From the curb I see all the other hopeful eyes watching the road. Parents waiting and watching for the big yellow bus to bring their little hopes back home. I remember riding the bus. I never had anyone waiting for me at the stop though.

Bus stops are crazy. I never noticed it before. There’s a certain feeling in the air, like you’re holding your breath. It’s anticipation, it’s anxiety, and it’s happiness all rolled up in one on a cold afternoon.

I was up this morning an hour before my alarm clock went off. I couldn’t sleep. I kept thinking about today. What I should bring, if I should bring anything. But then I wasn’t sure what he likes now. If he still likes toys. If he does, what kinds of toys would he like? I don’t want to get him a baby toy he’ll never touch and wish I hadn’t even bought in the first place because then it would just be a waste of money. But it’s pathetic to worry about money. It’s not about the money. All these years I never paid a cent. I was never court-ordered to write a check any month of any year. I never even had the balls to check up on the kid. I owe him.

No, I decided not to get anything, but not because of the money. I’ll take him shopping instead and he can pick out anything he’d like. That’ll be great. I never had anyone do that for me. It’s got to feel pretty good to have someone buy you anything you want.

The cool sharp air wisps by and whips me in the face with a chilling iciness. The dry, dead leaves dance diligently along the street and in the front yards of the apartment complexes. It’s cold out, too cold. Damn, why couldn’t it be warmer?

I was supposed to be here at two, but I got here thirty minutes early. I didn’t want to be late. I’ve been late his whole life. Can’t be late anymore. I walked down here first thing in the morning; just making sure I had the right spot, and then walked into town. I forget what towns are like, with the small strips and diners and tiny second-generation stores. I grabbed a bite to eat at a small diner and then walked around town all day just trying to kill time. I came back to the bus stop again and haven’t moved from the curb I told him I’d be sitting on when his bus pulled up.

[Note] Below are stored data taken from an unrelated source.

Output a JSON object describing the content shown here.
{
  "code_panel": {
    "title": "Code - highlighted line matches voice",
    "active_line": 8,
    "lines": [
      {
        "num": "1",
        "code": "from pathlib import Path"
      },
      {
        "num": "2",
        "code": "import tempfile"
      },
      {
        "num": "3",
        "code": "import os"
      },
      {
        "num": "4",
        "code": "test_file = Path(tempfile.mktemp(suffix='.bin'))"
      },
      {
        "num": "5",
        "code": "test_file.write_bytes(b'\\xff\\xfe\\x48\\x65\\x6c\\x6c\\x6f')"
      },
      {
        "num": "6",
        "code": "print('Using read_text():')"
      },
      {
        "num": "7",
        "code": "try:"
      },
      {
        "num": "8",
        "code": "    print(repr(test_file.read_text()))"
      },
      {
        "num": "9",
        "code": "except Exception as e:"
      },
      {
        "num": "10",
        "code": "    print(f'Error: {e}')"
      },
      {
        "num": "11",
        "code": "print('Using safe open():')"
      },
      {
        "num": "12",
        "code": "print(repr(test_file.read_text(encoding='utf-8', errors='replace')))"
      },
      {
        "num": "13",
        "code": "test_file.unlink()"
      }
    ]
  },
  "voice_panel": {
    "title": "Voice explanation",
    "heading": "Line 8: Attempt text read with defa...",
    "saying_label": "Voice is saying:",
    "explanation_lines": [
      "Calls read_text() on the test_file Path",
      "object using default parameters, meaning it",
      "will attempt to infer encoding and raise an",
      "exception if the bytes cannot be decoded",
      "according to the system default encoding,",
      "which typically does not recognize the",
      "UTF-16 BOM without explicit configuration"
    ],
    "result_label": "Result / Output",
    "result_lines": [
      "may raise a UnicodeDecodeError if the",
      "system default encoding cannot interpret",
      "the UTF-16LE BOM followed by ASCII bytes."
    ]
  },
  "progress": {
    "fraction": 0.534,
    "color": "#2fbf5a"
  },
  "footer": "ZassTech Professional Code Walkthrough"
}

Sitting here I wonder what he looks like now.

Will he even remember me? Does he have my eyes? Denise said he does, but I don’t know. She might’ve just been lying. She does that. Lie. Just about every time she opens her mouth.

I guess I’ll see if he remembers me when that bus stops and I pick him up right here. Just like I promised.

I hope he recognizes me.

I hear nearby chatter. I glance back over my shoulder and watch the parents flocking towards one another. A few are sitting on a bench reading to themselves, but most are huddled in their little group. They’re the regulars, just part of the community picking up their children from the bus stop. I’m not from here. I’m not from their community. I don’t go to the plays and I don’t volunteer to chaperon on field trips. I don’t know the other parents and waste ten minutes of my life talking to other kids’ Vodka-drowned fathers and Prozac-dulled mothers.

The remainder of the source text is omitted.